At Certis, we believe fighting cancer warrants a more clinically relevant model and more precise measurements. That is why we use O-PDX models, combined with advanced imaging, including a murine-scale MRI for tumor volume measurements, and sophisticated analytical tools for phenotypic characterization, protein expression and tumor morphology identification.

1 Lai Y, Wei X, Lin S, Qin L, Cheng L, Li P. Current Status and Perspectives of Patient-Derived Xenograft Models in Cancer Research. J Hematol Oncol. 2017;10(1):106.

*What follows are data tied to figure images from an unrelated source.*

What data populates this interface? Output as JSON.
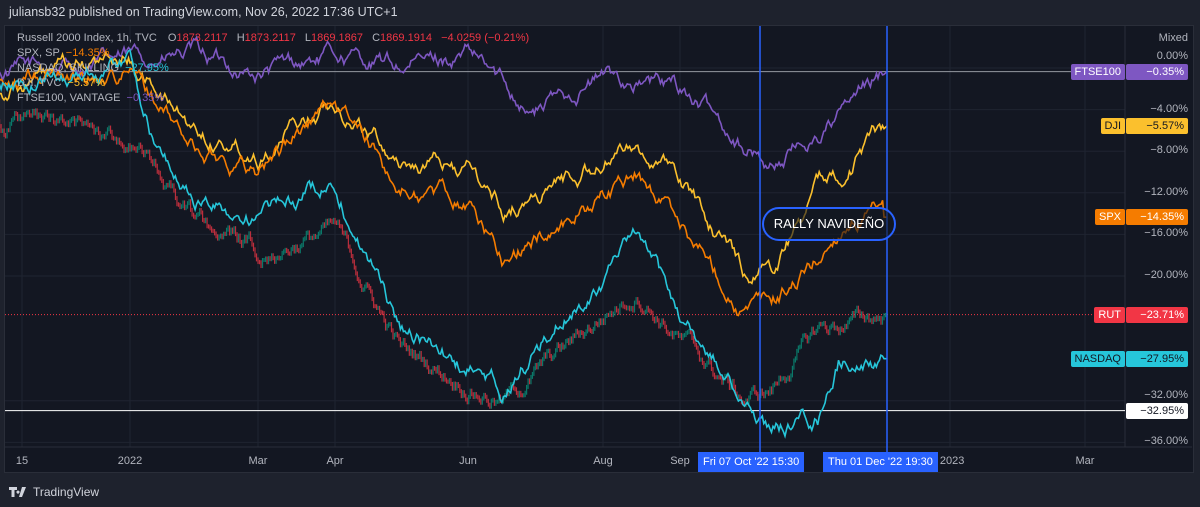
{
  "header": {
    "publish_line": "juliansb32 published on TradingView.com, Nov 26, 2022 17:36 UTC+1"
  },
  "legend": {
    "main": {
      "name": "Russell 2000 Index, 1h, TVC",
      "o_label": "O",
      "o": "1873.2117",
      "h_label": "H",
      "h": "1873.2117",
      "l_label": "L",
      "l": "1869.1867",
      "c_label": "C",
      "c": "1869.1914",
      "change": "−4.0259 (−0.21%)"
    },
    "items": [
      {
        "name": "SPX, SP",
        "value": "−14.35%",
        "color": "#f57c00"
      },
      {
        "name": "NASDAQ, SKILLING",
        "value": "−27.95%",
        "color": "#26c6da"
      },
      {
        "name": "DJI, TVC",
        "value": "−5.57%",
        "color": "#fbc02d"
      },
      {
        "name": "FTSE100, VANTAGE",
        "value": "−0.35%",
        "color": "#7e57c2"
      }
    ]
  },
  "scale_mode": "Mixed",
  "annotation": "RALLY NAVIDEÑO",
  "crosshair": {
    "start_label": "Fri 07 Oct '22   15:30",
    "end_label": "Thu 01 Dec '22   19:30",
    "start": "2022-10-07",
    "end": "2022-12-01"
  },
  "branding": {
    "logo_text": "TradingView"
  },
  "chart_data": {
    "type": "line",
    "ylabel": "",
    "ylim": [
      -37,
      1.5
    ],
    "y_ticks": [
      "0.00%",
      "−4.00%",
      "−8.00%",
      "−12.00%",
      "−16.00%",
      "−20.00%",
      "−32.00%",
      "−36.00%"
    ],
    "y_tick_values": [
      0,
      -4,
      -8,
      -12,
      -16,
      -20,
      -32,
      -36
    ],
    "x_ticks": [
      {
        "label": "15",
        "date": "2021-12-15"
      },
      {
        "label": "2022",
        "date": "2022-01-03"
      },
      {
        "label": "Mar",
        "date": "2022-03-01"
      },
      {
        "label": "Apr",
        "date": "2022-04-01"
      },
      {
        "label": "Jun",
        "date": "2022-06-01"
      },
      {
        "label": "Aug",
        "date": "2022-08-01"
      },
      {
        "label": "Sep",
        "date": "2022-09-01"
      },
      {
        "label": "2023",
        "date": "2023-01-01"
      },
      {
        "label": "Mar",
        "date": "2023-03-01"
      }
    ],
    "grid": true,
    "series": [
      {
        "name": "FTSE100",
        "last": "−0.35%",
        "last_value": -0.35,
        "color": "#7e57c2",
        "text_color": "#ffffff",
        "points": [
          [
            "2021-12-10",
            -0.5
          ],
          [
            "2022-01-03",
            0.8
          ],
          [
            "2022-02-01",
            1.2
          ],
          [
            "2022-03-01",
            -0.7
          ],
          [
            "2022-04-01",
            1.2
          ],
          [
            "2022-05-01",
            0
          ],
          [
            "2022-06-01",
            1.2
          ],
          [
            "2022-07-01",
            -4
          ],
          [
            "2022-08-01",
            -0.7
          ],
          [
            "2022-09-01",
            -2
          ],
          [
            "2022-10-01",
            -7.4
          ],
          [
            "2022-10-12",
            -9.3
          ],
          [
            "2022-11-01",
            -6.4
          ],
          [
            "2022-12-01",
            -0.35
          ]
        ]
      },
      {
        "name": "DJI",
        "last": "−5.57%",
        "last_value": -5.57,
        "color": "#fbc02d",
        "text_color": "#131722",
        "points": [
          [
            "2021-12-10",
            -2
          ],
          [
            "2022-01-03",
            0.8
          ],
          [
            "2022-02-01",
            -6
          ],
          [
            "2022-03-01",
            -7.9
          ],
          [
            "2022-04-01",
            -3
          ],
          [
            "2022-05-01",
            -8.8
          ],
          [
            "2022-06-01",
            -9.8
          ],
          [
            "2022-06-17",
            -13.7
          ],
          [
            "2022-08-15",
            -7.4
          ],
          [
            "2022-09-01",
            -10.8
          ],
          [
            "2022-09-30",
            -19.4
          ],
          [
            "2022-10-12",
            -19
          ],
          [
            "2022-11-01",
            -11.7
          ],
          [
            "2022-12-01",
            -5.57
          ]
        ]
      },
      {
        "name": "SPX",
        "last": "−14.35%",
        "last_value": -14.35,
        "color": "#f57c00",
        "text_color": "#ffffff",
        "points": [
          [
            "2021-12-10",
            -1.5
          ],
          [
            "2022-01-03",
            -0.2
          ],
          [
            "2022-02-01",
            -7.9
          ],
          [
            "2022-03-01",
            -9.8
          ],
          [
            "2022-04-01",
            -3
          ],
          [
            "2022-05-01",
            -11.7
          ],
          [
            "2022-06-01",
            -12.7
          ],
          [
            "2022-06-17",
            -18.5
          ],
          [
            "2022-08-15",
            -10.3
          ],
          [
            "2022-09-01",
            -14.6
          ],
          [
            "2022-09-30",
            -23.3
          ],
          [
            "2022-10-12",
            -22.8
          ],
          [
            "2022-11-01",
            -18.5
          ],
          [
            "2022-11-15",
            -14.2
          ],
          [
            "2022-12-01",
            -14.35
          ]
        ]
      },
      {
        "name": "NASDAQ",
        "last": "−27.95%",
        "last_value": -27.95,
        "color": "#26c6da",
        "text_color": "#131722",
        "points": [
          [
            "2021-12-10",
            -2
          ],
          [
            "2022-01-03",
            0.8
          ],
          [
            "2022-01-15",
            -7.9
          ],
          [
            "2022-02-01",
            -12.7
          ],
          [
            "2022-03-01",
            -14.6
          ],
          [
            "2022-04-01",
            -10.8
          ],
          [
            "2022-05-01",
            -25
          ],
          [
            "2022-06-17",
            -31
          ],
          [
            "2022-08-15",
            -16.5
          ],
          [
            "2022-09-01",
            -24
          ],
          [
            "2022-09-30",
            -32
          ],
          [
            "2022-10-12",
            -34.8
          ],
          [
            "2022-11-01",
            -33.8
          ],
          [
            "2022-11-10",
            -28
          ],
          [
            "2022-12-01",
            -27.95
          ]
        ]
      },
      {
        "name": "RUT",
        "last": "−23.71%",
        "last_value": -23.71,
        "color": "#f23645",
        "text_color": "#ffffff",
        "style": "candles",
        "points": [
          [
            "2021-12-10",
            -4.5
          ],
          [
            "2022-01-03",
            -6.9
          ],
          [
            "2022-02-01",
            -14.6
          ],
          [
            "2022-03-01",
            -17.5
          ],
          [
            "2022-04-01",
            -15.6
          ],
          [
            "2022-05-01",
            -27
          ],
          [
            "2022-06-17",
            -32
          ],
          [
            "2022-08-15",
            -21.3
          ],
          [
            "2022-09-01",
            -26
          ],
          [
            "2022-09-30",
            -32
          ],
          [
            "2022-10-12",
            -31
          ],
          [
            "2022-11-01",
            -25.2
          ],
          [
            "2022-12-01",
            -23.71
          ]
        ]
      }
    ],
    "price_line": {
      "label": "−32.95%",
      "value": -32.95
    }
  }
}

2 Kersemans V, Cornelissen B, Allen PD, Beech JS, Smart SC. Subcutaneous Tumor Volume Measurement in the Awake, Manually Restrained Mouse Using MRI. J Magn Reson Imaging. 2013;37(6):1499-1504.
3 Ayers GD, McKinley ET, Zhao P, et al. Volume of Preclinical Xenograft Tumors is More Accurately Assessed by Ultrasound Imaging than Manual Caliper Measurements. J Ultrasound Med. 2010;29(6):891-901.